Modulation of the substance concentration profile. (A) Amaranth red dye was used to simulate and track substance concentrations in the chip over time. Changing the tilting angle α modulates the slope of the concentration curve (V_S/V_M = 1; R_S/R_M = 4; n = 3 chips). (B) Decreasing concentration of 5-fluorouracil (5-FU) in the main channel over time. Peak area and concentration measurements were done by means of ultra-performance liquid chromatography, coupled to mass spectrometry UPLC-MS (V_S/V_M = 0.66; R_S/R_M > 0.25; α = 20°; n = 1 chip).

Figure 6

Staurosporine treatment of human colorectal tumor (HCT 116) microtissues (TuMTs) in the microfluidic chip. (A) Experimental layout: A chip was used to expose six TuMTs per channel to a PK-like dosing profile or a constant dose. The initial maximum concentration (C_max) of the PK-like profile was chosen as the constant concentration for the second channel.
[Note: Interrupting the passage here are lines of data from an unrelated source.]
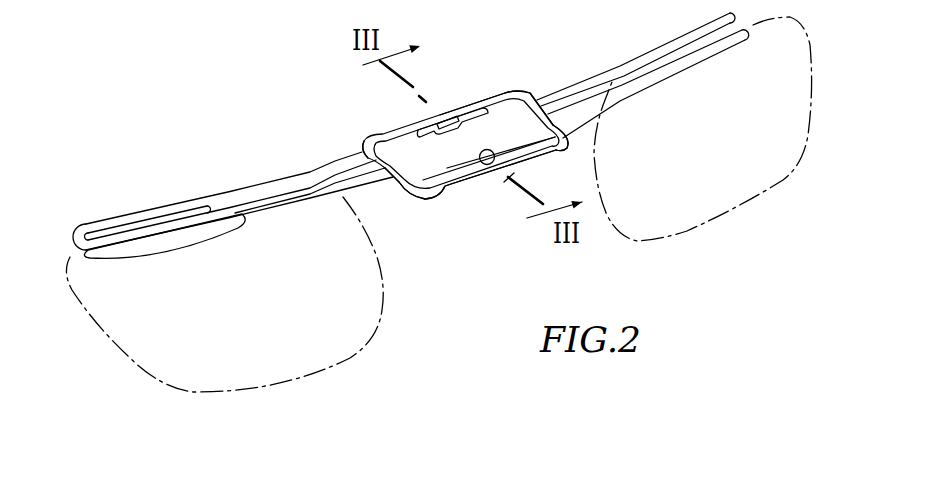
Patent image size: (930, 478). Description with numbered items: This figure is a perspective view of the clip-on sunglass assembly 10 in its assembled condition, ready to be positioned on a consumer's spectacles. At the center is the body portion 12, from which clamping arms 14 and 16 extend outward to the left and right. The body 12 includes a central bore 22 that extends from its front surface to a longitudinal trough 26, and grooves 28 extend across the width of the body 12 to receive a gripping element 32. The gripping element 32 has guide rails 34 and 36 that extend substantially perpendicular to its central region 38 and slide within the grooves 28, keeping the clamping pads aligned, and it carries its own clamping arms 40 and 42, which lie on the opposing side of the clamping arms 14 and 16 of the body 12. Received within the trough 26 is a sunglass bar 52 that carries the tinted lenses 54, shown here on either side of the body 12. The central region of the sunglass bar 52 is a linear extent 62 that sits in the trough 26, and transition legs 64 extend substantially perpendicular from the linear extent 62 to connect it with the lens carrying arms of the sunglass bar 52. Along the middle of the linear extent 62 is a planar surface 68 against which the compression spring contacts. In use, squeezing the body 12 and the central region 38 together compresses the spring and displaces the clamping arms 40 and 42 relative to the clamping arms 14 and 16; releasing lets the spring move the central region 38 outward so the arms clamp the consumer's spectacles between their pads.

The clip-on sunglass assembly 10 is at (304, 100).
The body portion 12 is at (403, 153).
The clamping arm 14 is at (264, 203).
The clamping arm 16 is at (605, 99).
The central bore 22 is at (492, 150).
The longitudinal trough 26 is at (497, 90).
The groove 28 is at (396, 182).
The gripping element 32 is at (442, 199).
The guide rail 34 is at (410, 200).
The guide rail 36 is at (571, 140).
The central region 38 is at (493, 178).
The clamping arm 40 is at (258, 181).
The clamping arm 42 is at (617, 62).
The sunglass bar 52 is at (311, 199).
The tinted lenses 54 is at (770, 192).
The linear extent 62 is at (366, 140).
The transition legs 64 is at (538, 98).
The planar surface 68 is at (432, 130).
The perfusion control and the static control MTs were cultured without any compound treatment in the chip and in a 96-well microtiter plate, respectively. Readouts were taken 5 and 24 h after treatment start. (B) Relative caspase 3/7 activity, normalized to those of the static control of the respective sampling time points (data represented as mean ± SD; n = 6–12 TuMTs). (C) Intracellular ATP concentration as a measure of viability (data represented as mean ± SD; n = 6–12 TuMTs). (D) Representative images of TuMTs on the chip and in the microtiter plate at 0 and 24 h (scale bar: 500 μm).

Figure 7

Realization of more complex dosing profiles. A typical concentration profile (Kwon, 2001) upon oral administration of a substance could be approximated by using a sequence of different tilting angles. A medium exchange to replace the substance-loaded medium in the reservoir connected to the narrow channel with plain medium was performed after ~20 min. Amaranth red dye was used as drug-surrogate.